The realm of chemistry involved in this interaction has its own actors (molecules) with its own labels/names and features (i.e. structural data, structural class annotations, chemo-physical properties). This realm has multiple addresses, where relevant information is waiting to be interrogated. Together, these chemical information sources form the Chemical Space relevant for COVID19 research. Large chemical data resources like EBI-ChEMBL, Pubchem, PDB, BRENDA, or patent-collections; as well as interaction- and pathway- databases can be linked to the highly curated COVID19 network of causal relationships.

Every interaction found in the COVID19 network is annotated with an amazing amount of information coming from different sources of Chemical Space. Purpose of this annotation effort answers at least two of several questions as two are the object classes of the COVID19 network, nodes and edges:

  1. Can we identify a chemical entity (CE) which could be modulating (or has been already found in the past) the interactions we are studying?
  2. If yes, do we have access to it? Is it commercial? Is it patented? Is it stable? Is it soluble? etc.
  3. If not yet, can we develop a NEW one (NCE) through the chemical and biological information of neighbouring nodes hypothesizing an indirect modulation?

As you see, these questions relate to the presence of chemical space annotation within protein/gene nodes of the network. Enriching nodes with related modulating CEs extracted from external DBs allow for more connections to be build and to surface if requested.

Through BiK>Mi (Biomedical Knowledge Miner), we can identify complex pathway patterns within very complex knowledge graphs with causal and correlative relationships. These relationships have been extracted from the primary literature and comprise a lot of interactions between chemical and biological entities; with referential links to many further data resources.

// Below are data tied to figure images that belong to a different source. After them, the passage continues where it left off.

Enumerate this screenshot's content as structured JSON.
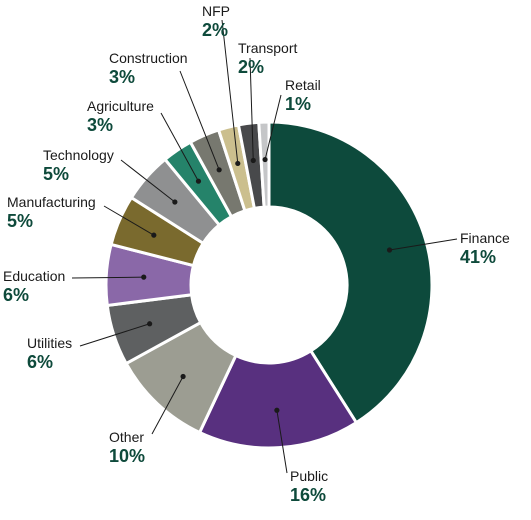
{
  "chart_data": {
    "type": "pie",
    "variant": "donut",
    "slices": [
      {
        "name": "Finance",
        "value": 41,
        "label": "41%",
        "color": "#0d4a3c"
      },
      {
        "name": "Public",
        "value": 16,
        "label": "16%",
        "color": "#58307f"
      },
      {
        "name": "Other",
        "value": 10,
        "label": "10%",
        "color": "#9c9d92"
      },
      {
        "name": "Utilities",
        "value": 6,
        "label": "6%",
        "color": "#5e6061"
      },
      {
        "name": "Education",
        "value": 6,
        "label": "6%",
        "color": "#8a68a8"
      },
      {
        "name": "Manufacturing",
        "value": 5,
        "label": "5%",
        "color": "#7a6a2e"
      },
      {
        "name": "Technology",
        "value": 5,
        "label": "5%",
        "color": "#8f9091"
      },
      {
        "name": "Agriculture",
        "value": 3,
        "label": "3%",
        "color": "#25836a"
      },
      {
        "name": "Construction",
        "value": 3,
        "label": "3%",
        "color": "#77786f"
      },
      {
        "name": "NFP",
        "value": 2,
        "label": "2%",
        "color": "#cbbf8e"
      },
      {
        "name": "Transport",
        "value": 2,
        "label": "2%",
        "color": "#48494b"
      },
      {
        "name": "Retail",
        "value": 1,
        "label": "1%",
        "color": "#c5c6c8"
      }
    ],
    "start_angle_deg": 0,
    "direction": "clockwise",
    "label_color": "#0e4a3b"
  }
}
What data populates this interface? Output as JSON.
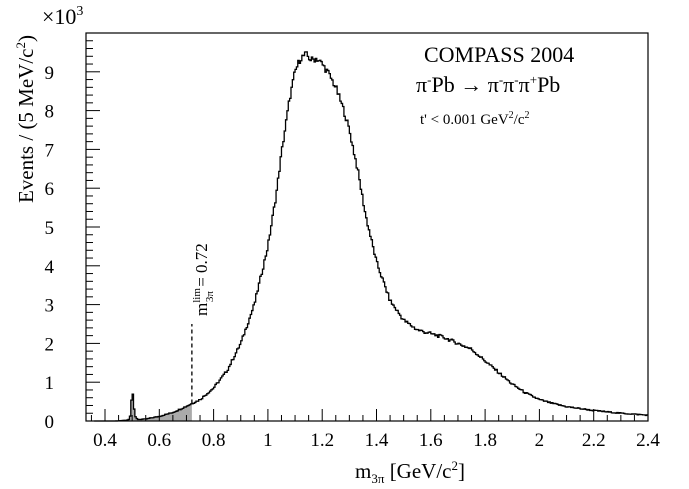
{
  "chart_data": {
    "type": "histogram",
    "title": "COMPASS 2004",
    "subtitle_parts": {
      "left_a": "π",
      "left_a_sup": "-",
      "left_b": "Pb ",
      "arrow": "→",
      "r1": " π",
      "r1_sup": "-",
      "r2": "π",
      "r2_sup": "-",
      "r3": "π",
      "r3_sup": "+",
      "r4": "Pb"
    },
    "cut_label_parts": {
      "a": "t' < 0.001 GeV",
      "a_sup": "2",
      "b": "/c",
      "b_sup": "2"
    },
    "xlabel_parts": {
      "m": "m",
      "sub": "3π",
      "rest": " [GeV/c",
      "sup": "2",
      "close": "]"
    },
    "ylabel_parts": {
      "a": "Events / (5 MeV/c",
      "sup": "2",
      "b": ")"
    },
    "multiplier_parts": {
      "base": "×10",
      "exp": "3"
    },
    "xlim": [
      0.33,
      2.4
    ],
    "ylim": [
      0,
      10.0
    ],
    "xticks": [
      "0.4",
      "0.6",
      "0.8",
      "1",
      "1.2",
      "1.4",
      "1.6",
      "1.8",
      "2",
      "2.2",
      "2.4"
    ],
    "xtick_values": [
      0.4,
      0.6,
      0.8,
      1.0,
      1.2,
      1.4,
      1.6,
      1.8,
      2.0,
      2.2,
      2.4
    ],
    "yticks": [
      "0",
      "1",
      "2",
      "3",
      "4",
      "5",
      "6",
      "7",
      "8",
      "9"
    ],
    "ytick_values": [
      0,
      1,
      2,
      3,
      4,
      5,
      6,
      7,
      8,
      9
    ],
    "bin_width_gev": 0.005,
    "curve_points": [
      [
        0.36,
        0.0
      ],
      [
        0.4,
        0.0
      ],
      [
        0.44,
        0.0
      ],
      [
        0.48,
        0.02
      ],
      [
        0.49,
        0.05
      ],
      [
        0.495,
        0.2
      ],
      [
        0.5,
        0.92
      ],
      [
        0.505,
        0.5
      ],
      [
        0.51,
        0.12
      ],
      [
        0.52,
        0.04
      ],
      [
        0.55,
        0.05
      ],
      [
        0.6,
        0.12
      ],
      [
        0.65,
        0.22
      ],
      [
        0.7,
        0.38
      ],
      [
        0.72,
        0.45
      ],
      [
        0.75,
        0.55
      ],
      [
        0.8,
        0.85
      ],
      [
        0.85,
        1.3
      ],
      [
        0.9,
        2.0
      ],
      [
        0.95,
        3.0
      ],
      [
        1.0,
        4.5
      ],
      [
        1.03,
        5.8
      ],
      [
        1.05,
        6.9
      ],
      [
        1.08,
        8.3
      ],
      [
        1.1,
        9.0
      ],
      [
        1.12,
        9.35
      ],
      [
        1.14,
        9.45
      ],
      [
        1.16,
        9.3
      ],
      [
        1.18,
        9.35
      ],
      [
        1.2,
        9.2
      ],
      [
        1.22,
        9.0
      ],
      [
        1.25,
        8.6
      ],
      [
        1.28,
        8.0
      ],
      [
        1.3,
        7.5
      ],
      [
        1.33,
        6.5
      ],
      [
        1.36,
        5.3
      ],
      [
        1.4,
        4.1
      ],
      [
        1.45,
        3.1
      ],
      [
        1.5,
        2.6
      ],
      [
        1.55,
        2.35
      ],
      [
        1.6,
        2.25
      ],
      [
        1.65,
        2.15
      ],
      [
        1.7,
        2.0
      ],
      [
        1.75,
        1.85
      ],
      [
        1.8,
        1.55
      ],
      [
        1.85,
        1.25
      ],
      [
        1.9,
        0.95
      ],
      [
        1.95,
        0.72
      ],
      [
        2.0,
        0.55
      ],
      [
        2.05,
        0.45
      ],
      [
        2.1,
        0.37
      ],
      [
        2.2,
        0.27
      ],
      [
        2.3,
        0.2
      ],
      [
        2.4,
        0.15
      ]
    ],
    "shaded_region": {
      "from": 0.33,
      "to": 0.72,
      "color": "#aaaaaa"
    },
    "cut_line": {
      "x": 0.72,
      "y_top": 2.5,
      "label_parts": {
        "m": "m",
        "sup": "lim",
        "sub": "3π",
        "rest": " = 0.72"
      }
    },
    "line_color": "#000000",
    "frame_color": "#000000"
  }
}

One of the first worldwide reaction to COVID19 pandemic has been the quest for a fast track set of candidate molecules with proven secure profile, if not already approved for other treatments, to be found active against the SARS-CoV-2 virus. This quest is the typical target of repurposing chemical libraries where known drugs, either already generic or brand newly approved, or all compounds which have positively passed at least Phase I clinical trial are collected and used for screening.

Among them, the oldest is the FDA approved collection (ca 2K compounds), which many commercial vendors offer, together with other known like ENZO, LOPAC.

In 2018, IME-ScreeningPort bought the most comprehensive collection available at that time, developed by the BROAD Institute in Boston, which samples 6k+ compounds from approved, phase I-III and withdrawn drug from all over the world and which comprises almost any structural class and any known mechanism of action. Recently, Scripps Institute in S.Diego together with Gates Foundation assembled an even bigger collection (about 12k compounds) called ReFRAME, which will be certainly used in these days as source for candidate actives. While the Broad Institute Collection is public in terms of both structural information and chemical QC analytics, ReFRAME is still not freely accessible and less transparent, but seems to have ca. 50% overlap with the Broad Institute Collection.

It is naturally implicit that these collections are dynamic, with more compounds being added continously and some removed (e.g. those, where the profile can be substituted by more selective and advanced molecules coming up). We will follow-up with all these resources.

Through cheminformatics tools developed within the Fraunhofer SCAI and IME-ScreeningPort collaboration, we are now able to offer annotations from both collection as they offer several index for cross-referencing and primary target information. Usage of structural information (like smiles and/or InChi notation) provided us the opportunity to develop a growing chemistry resource, which extends the annotations provided by the repurposing assembler with labels and links from structural databases (e.g. PDB, UniProt KB), from biochemical and system biology oriented repositories (e.g. BRENDA, KEGG, PathwayCommons, Reactome), from information about genomes and genomic variation (e.g. Ensembl, ClinVar, HGNC), from interaction databases (e.g. BioGrid, IntAct, mirTarBase), from collections of genes and variants associated to human diseases (e.g. DisGeNet) and from drug related databases (e.g. DrugBank, Sider).

Using repurposing collections will allow us to easily validate any hypothesis generated by users on the COVID19 network in terms of possible mechanism of action or viral target inhibiting efficacy.